Летит Пушкин – только рифмы в ушах свистят. Погода – природа, дворе – январе, мишура – вечера…
До Опочки «Евгения Онегина» закончил. Как Опочка показалась, Пушкин спохватился.
– Пегий, куда летим-то? – кричит.
– На Парнас, хозяин.
– В Грецию?!
А у Пушкина с собой ни чернильницы нет, ни пера, ни бумаги, ни денег. И лампа дорожная дома осталась. Опять же очень чаю хочется.
– Эй, Пегий, – кричит, – поворачивай в Тригорское! На высоте морозы – не розы, не дотяну до Эллады!
Так и не попал за границу.
Прилетели к Осиповым-Вульф, а у них аккурат самовар вскипел. Барышни, жженка, моченые яблоки…
Пока то да се, Пушкин и забыл, что в воздухе сочинил. Так оно всегда бывает, если сразу не запишешь.
* * *
Пушкин, если ни в кого не был влюблен, скучал и томился жизнью. Выйдет, бывало, на крыльцо, размахнется тростью да и запустит ею в белый свет. А потом искать идет. Так только и мог развлечься немного.
Однажды метнул трость куда-то, а найти не найдет. Все Михайловское облазил – нету. Верно, в Тригорское улетела. Пушкин забеспокоился: палка-то тяжеленька, девять фунтов весу; не зашибла бы кого из барышень.
Собрался было к Осиповым-Вульф, да надумал еще разок в парк заглянуть: может, из дриад кто подобрал.
Видит: у беседки Баба-Яга стоит, на трость его опирается.
– Ну, Пушкин, я твою трость поймала, бери теперь меня замуж.
Пушкин говорит:
– Зачем тебе, бабушка, замуж?
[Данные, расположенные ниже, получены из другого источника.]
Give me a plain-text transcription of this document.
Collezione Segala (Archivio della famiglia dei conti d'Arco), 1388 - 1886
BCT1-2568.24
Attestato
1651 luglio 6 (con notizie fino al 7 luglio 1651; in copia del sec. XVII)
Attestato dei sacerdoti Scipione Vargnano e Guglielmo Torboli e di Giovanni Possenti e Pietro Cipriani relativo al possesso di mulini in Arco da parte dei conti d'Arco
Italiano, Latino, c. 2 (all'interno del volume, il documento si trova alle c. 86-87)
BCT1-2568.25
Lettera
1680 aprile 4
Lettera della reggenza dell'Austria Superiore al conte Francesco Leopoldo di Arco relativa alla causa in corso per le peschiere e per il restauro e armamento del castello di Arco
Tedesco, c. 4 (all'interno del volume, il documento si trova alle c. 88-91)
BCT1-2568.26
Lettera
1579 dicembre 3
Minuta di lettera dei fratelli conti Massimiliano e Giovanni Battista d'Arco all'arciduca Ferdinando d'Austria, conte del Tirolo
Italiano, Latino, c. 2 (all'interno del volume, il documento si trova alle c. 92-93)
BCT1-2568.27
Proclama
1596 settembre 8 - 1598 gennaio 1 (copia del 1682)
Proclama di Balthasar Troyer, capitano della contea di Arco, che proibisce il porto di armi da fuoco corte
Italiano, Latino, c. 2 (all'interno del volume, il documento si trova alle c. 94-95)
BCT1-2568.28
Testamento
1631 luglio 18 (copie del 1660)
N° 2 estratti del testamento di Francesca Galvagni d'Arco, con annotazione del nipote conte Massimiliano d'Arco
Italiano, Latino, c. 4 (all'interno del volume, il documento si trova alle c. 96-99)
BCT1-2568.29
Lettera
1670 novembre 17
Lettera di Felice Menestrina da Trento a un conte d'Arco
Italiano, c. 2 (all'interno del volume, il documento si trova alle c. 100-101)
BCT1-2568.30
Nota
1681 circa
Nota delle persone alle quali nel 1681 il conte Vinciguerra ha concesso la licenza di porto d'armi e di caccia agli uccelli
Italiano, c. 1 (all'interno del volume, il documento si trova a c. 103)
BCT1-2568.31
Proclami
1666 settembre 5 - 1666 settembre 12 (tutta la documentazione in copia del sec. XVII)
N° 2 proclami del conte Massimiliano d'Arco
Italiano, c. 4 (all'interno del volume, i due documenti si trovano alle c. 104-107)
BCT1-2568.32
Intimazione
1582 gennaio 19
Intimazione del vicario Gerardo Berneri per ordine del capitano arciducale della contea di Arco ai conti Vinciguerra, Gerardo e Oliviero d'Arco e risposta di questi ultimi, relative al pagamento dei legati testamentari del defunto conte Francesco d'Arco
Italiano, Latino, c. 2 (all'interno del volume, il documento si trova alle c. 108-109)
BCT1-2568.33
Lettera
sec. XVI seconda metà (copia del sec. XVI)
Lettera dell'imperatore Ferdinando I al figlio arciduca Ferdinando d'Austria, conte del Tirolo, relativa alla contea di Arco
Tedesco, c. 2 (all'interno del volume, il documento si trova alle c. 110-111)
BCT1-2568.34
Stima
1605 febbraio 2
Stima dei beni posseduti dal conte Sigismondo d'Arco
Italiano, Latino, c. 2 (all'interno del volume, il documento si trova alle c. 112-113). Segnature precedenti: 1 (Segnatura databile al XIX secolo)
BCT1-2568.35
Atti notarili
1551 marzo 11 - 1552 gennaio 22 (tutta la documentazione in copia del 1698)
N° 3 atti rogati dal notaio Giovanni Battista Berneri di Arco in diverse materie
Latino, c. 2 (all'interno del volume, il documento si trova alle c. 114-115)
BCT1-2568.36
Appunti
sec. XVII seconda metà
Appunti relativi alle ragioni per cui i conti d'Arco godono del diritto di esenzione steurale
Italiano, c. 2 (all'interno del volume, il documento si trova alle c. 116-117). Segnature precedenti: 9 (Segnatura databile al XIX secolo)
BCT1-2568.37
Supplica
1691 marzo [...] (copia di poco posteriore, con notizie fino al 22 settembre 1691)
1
Ты ж одной ногой в полугробу!
Баба-Яга тростью оземь ударила и обернулась блистательной дамой. Из высшего света, стройна, высока, изящно одета, тонкие черты, красивые черные волосы…
– А теперь? – спрашивает по-французски.
Пушкин поклонился.
– Доходу мало, сударыня.
– Думайте, Пушкин, семь дней. Надумаете – оставьте тут где-нибудь свой автограф, хоть на коре, хоть в пыли дорожной – тотчас явлюсь под венец. А коли нет – я через неделю палку-то в девять фунтов весом легко вам на крышу закину. Не обрадуетесь.
И это все тоже по-французски.
Снова тростью оземь ударила и вместе с ней пропала.
Пушкин домой вернулся, чувствует – влюблен. Няне своей ничего не сказал, засел стихи писать. Только голову от тетради поднимет – а перед глазами та дама стоит, которой Баба-Яга оборотилась. Так и грезил всю неделю.
То представит, как набрасывает ей на плечи шубу, усаживает в карету, целует ей руки.
То вдруг подумает: «Есть что-то воздушное и трогательное в ее облике – эта женщина не будет счастлива, я в том уверен!»
А то и вовсе жениться решит. Хотя с другой стороны, что если красавица станет выказывать себя Бабой-Ягою? Впрочем, женщины все таковы: от гурии до фурии – один шаг!
«С третьей же стороны, – рассуждает, – наша бедная лачужка и печальна, и темна. Если в крышу тростью угодить, проломит, пожалуй. Еще печальней будет. Чинить-то на что?»